A young man who survived a tragic accident becomes part of a mysterious international operation where violence and subterfuge abound.

The narrator of this tautly plotted novel doesn’t reveal his name, but he travels through a world in which names, aliases, and hidden identities all have tremendous power. Initially, the structure of the book seems fragmented, but slowly different threads coalesce, revealing a globe-trotting narrative in which betrayals, mysteries, and revelations are interwoven. After the death of his family, the narrator abandons his plans for college and instead opts to be adrift in the world, which eventually leads him to a homeless shelter in Seattle, where he comes into the orbit of a mysterious man named Ray-Ray.
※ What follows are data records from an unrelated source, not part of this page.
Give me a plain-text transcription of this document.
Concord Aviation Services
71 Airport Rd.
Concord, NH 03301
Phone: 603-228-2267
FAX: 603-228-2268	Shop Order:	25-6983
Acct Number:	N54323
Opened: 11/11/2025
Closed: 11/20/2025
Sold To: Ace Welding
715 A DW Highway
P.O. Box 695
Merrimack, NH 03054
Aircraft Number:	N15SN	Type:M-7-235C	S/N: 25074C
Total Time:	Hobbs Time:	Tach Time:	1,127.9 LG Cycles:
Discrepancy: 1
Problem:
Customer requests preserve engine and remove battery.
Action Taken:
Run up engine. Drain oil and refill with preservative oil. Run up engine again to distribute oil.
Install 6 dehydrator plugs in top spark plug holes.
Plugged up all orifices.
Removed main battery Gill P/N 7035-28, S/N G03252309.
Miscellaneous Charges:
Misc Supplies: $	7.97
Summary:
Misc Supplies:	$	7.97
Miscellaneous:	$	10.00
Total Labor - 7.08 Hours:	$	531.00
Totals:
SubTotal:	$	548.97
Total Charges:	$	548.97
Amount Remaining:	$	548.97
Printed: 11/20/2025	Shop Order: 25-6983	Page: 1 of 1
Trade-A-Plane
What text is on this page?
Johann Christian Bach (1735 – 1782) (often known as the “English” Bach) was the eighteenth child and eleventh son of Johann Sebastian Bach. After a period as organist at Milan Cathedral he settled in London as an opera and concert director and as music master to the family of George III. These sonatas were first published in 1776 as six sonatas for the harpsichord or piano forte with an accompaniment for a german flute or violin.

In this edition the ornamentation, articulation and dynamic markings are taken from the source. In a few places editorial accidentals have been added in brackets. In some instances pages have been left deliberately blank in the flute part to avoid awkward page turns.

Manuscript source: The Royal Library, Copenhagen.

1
From there, he embarks on a career doing a series of nebulous deliveries and drop-offs, which become increasingly global in scope even as the level of danger for these missions increases. That a copy of Graham Greene’s Brighton Rock plays a major role in the plot—along with George Orwell’s Homage to Catalonia and Rebecca West’s Black Lamb and Grey Falcon—suggests that Light (Blood Stories, 2015, etc.) is quite aware of his literary forebears. That counts for a lot, as does the way the various plot threads converge organically. The way the novel encompasses both a grittily realistic tale of coming of age in the Midwest and a globe-trotting espionage thriller is occasionally jarring, but the invocation of unexpected real-world events—a reference to 1998’s Operation Desert Fox factors into one character’s history—helps create a narrative equilibrium. And when one character opines that the nominally fast-paced life he lives “used to be thrilling. Now, it’s tedious,” it’s a fine way of finding balance between the two.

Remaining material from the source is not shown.